New Educational Model Starts with Teachers and Principals

Delores and Allen Lastinger

The Lastingers are no strangers to Norman Hall. Delores Lastinger majored in business education at UF. Allen Lastinger grew up in Gainesville and attended PK Yonge School in the building from kindergarten through high school. Allen’s mother and father were teachers. His sister and three members of the Lastinger family are educators. The commitment to education is an ingrained family value.

UF alumni Delores and Allen Lastinger gave the College of Education $2 million – the largest gift in the history of the college – to create the Lastinger Center for Learning, which works hand-in-hand with high-poverty schools to improve student performance, teacher practice, school performance, principal leadership and parental engagement.

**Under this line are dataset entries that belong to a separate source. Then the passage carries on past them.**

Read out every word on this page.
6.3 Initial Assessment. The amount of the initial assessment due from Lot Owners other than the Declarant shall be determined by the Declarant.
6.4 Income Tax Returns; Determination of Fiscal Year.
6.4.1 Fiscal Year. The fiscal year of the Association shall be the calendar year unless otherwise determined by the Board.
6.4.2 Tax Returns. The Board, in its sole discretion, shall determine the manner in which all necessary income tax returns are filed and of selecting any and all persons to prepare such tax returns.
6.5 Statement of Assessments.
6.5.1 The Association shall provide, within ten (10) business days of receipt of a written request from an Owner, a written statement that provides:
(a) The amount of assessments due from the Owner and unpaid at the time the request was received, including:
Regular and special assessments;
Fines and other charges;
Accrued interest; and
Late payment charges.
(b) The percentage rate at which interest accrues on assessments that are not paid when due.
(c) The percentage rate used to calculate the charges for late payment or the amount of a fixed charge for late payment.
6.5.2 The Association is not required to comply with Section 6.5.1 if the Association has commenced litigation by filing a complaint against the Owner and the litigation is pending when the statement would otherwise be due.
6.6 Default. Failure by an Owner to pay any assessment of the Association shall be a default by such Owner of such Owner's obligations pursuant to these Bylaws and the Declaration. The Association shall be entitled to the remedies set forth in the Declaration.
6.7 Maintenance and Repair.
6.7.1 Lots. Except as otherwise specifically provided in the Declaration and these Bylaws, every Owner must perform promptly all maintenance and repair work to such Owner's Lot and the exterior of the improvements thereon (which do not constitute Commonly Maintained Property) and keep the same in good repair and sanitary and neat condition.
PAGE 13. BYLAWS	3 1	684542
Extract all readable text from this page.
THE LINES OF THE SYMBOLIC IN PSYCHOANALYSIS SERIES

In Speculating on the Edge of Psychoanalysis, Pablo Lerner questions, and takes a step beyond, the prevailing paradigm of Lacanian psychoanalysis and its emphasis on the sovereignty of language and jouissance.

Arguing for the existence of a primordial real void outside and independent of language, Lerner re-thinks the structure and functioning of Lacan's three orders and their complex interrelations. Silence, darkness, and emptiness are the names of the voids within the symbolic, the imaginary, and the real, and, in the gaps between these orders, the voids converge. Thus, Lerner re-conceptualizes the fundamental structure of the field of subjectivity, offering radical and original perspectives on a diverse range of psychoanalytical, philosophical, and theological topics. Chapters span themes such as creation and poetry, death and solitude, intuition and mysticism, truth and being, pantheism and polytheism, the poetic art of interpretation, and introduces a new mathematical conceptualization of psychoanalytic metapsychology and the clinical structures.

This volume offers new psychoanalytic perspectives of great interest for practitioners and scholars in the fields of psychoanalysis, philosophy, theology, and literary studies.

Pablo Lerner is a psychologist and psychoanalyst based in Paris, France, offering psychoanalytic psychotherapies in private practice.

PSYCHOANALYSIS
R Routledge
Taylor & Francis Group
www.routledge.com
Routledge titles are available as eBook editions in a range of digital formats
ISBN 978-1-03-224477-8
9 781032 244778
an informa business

For that reason, in 1998 the Lastinger Family Foundation gave the College of Education $2 million to create the Lastinger Center for Learning. Their gift is the largest ever made to the college. The Lastinger Center works hand-in-hand with high-poverty schools to implement a job-embedded, research-based professional development model that is aligned with curriculum and school district priorities to improve student performance.

In his 27 years with Florida’s Barnett Bank, Allen learned one important secret of success. If you want to know what you’re doing right or wrong, he said, you need to talk to the people who take care of your customers. The Lastingers maintained that philosophy when they founded the Center for Learning.

“In education, why not ask the teachers and principals what they need to be more effective and then try to develop that through a cooperative effort with the College of Education and the resources of the University of Florida?” Allen Lastinger said.

Since its inception, the Lastinger Center has created a still-growing network of 19 under-resourced schools working collaboratively with UF to improve student achievement. Approximately 300 teachers in three school districts are participating in the Florida Teacher Fellowship Program, a year-long teacher development program designed specifically for teachers in high-poverty schools. Through the Lastinger Center, UF offers an on-site Master’s degree program, with a focus on literacy, to teachers in under-resourced schools.

These are just a few of the many initiatives ongoing at the Lastinger Center. As the needs of schools change, the strategies at the center will also change – and thanks to the Lastingers’ gift, the center will have the resources to branch out into new directions when needed.